Bij de vormingssnoei of in geval van verandering van de snoeiwijze worden de wijnstokken gesnoeid met maximaal twaalf ogen per stok.

Irrigatie is verboden.

Bepalingen inzake mechanische oogst

De recipiënten die worden gebruikt voor het vervoer van de geoogste druiven van het perceel naar de wijnmakerij, mogen tot maximaal 0,50 meter gevuld zijn.

De recipiënten zijn van een inert, voor levensmiddelen geschikt materiaal.

De werktuigen voor de oogst en het vervoer van de druiven moeten zijn uitgerust met een geschikte waterafvoer- of beschermingsinrichting.

5.2.   Maximumopbrengsten

1.

61 hectoliter per hectare

6.   Afgebakend geografisch gebied

De druivenoogst, de vinificatie, de bereiding en de opvoeding van de wijnen vinden plaats op het grondgebied van de volgende gemeenten in het departement Rhône, op basis van de officiële geografische code van 2019: Régnié-Durette en Lantignié.

7.   Voornaamste wijndruivenras(sen)

Gamay N

8.   Beschrijving van het (de) verband(en)

8.1.   Beschrijving van de natuurlijke factoren die bijdragen tot het verband

Het geografisch gebied ligt op de oostrand van de bergen van de Beaujolais, onderaan de 842 meter hoge “Fût’Avenas”, 50 kilometer ten noorden van Lyon en op 22 kilometer afstand van Villefranche-sur-Saône.

Het heuvelachtige landschap kenmerkt zich door bergkruinen en met wijnstokken bedekte hellingen. De Ardières is een zijrivier van de Saône en vormt de zuidelijke grens van het geografische gebied.

Dat beslaat het grondgebied van de gemeenten Régnié-Durette en Lantignié in het departement Rhône.

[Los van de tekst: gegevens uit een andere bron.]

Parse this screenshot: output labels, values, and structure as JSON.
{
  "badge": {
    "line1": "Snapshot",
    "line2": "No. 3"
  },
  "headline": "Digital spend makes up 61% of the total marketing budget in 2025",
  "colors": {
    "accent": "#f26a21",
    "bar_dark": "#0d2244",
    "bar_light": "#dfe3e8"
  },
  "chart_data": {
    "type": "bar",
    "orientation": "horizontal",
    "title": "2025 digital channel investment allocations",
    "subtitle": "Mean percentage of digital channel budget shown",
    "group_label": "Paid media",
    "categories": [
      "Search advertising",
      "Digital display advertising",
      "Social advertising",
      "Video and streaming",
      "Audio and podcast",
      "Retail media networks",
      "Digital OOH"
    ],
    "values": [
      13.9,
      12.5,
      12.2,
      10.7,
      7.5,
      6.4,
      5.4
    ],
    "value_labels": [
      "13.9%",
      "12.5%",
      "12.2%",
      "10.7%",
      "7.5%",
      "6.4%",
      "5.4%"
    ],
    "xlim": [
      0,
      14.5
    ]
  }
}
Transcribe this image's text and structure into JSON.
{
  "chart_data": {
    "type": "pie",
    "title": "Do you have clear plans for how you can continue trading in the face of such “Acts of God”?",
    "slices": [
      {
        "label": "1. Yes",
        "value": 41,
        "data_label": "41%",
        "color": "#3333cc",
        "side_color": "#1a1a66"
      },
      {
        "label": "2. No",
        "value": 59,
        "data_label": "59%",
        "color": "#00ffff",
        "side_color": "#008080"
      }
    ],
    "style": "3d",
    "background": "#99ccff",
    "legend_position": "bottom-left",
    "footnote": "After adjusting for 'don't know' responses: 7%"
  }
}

Het geografische gebied maakt deel uit van het grote geheel van metamorfe gesteenten uit het primair, op de westelijke rand van het Centraal Massief, en in het bijzonder het granietmassief van Fleurie. Dit grofkorrelige graniet levert door verwering “arènes” op, zanderige en zeer doorlatende formaties.

De voor de druivenoogst afgebakende percelen bevinden zich allemaal op de hellingen met een onderlaag van graniet, op een hoogte van 250 tot 450 meter, en hebben:

ondiepe, zanderige en sterk doorlatende bodems, ontstaan uit granietzand, op de sterke centrale en noordelijke hellingen;

diepe, op colluvium en zand gevormde zandleembodems, in meer of mindere mate rijk aan klei in het zuidelijke deel, op de minder steile hellingen;

alluviale bodems die op oude terrassen zijn gevormd, met veel kiezelstenen aan de oppervlakte, een kleiige textuur en een hier en daar compacte structuur.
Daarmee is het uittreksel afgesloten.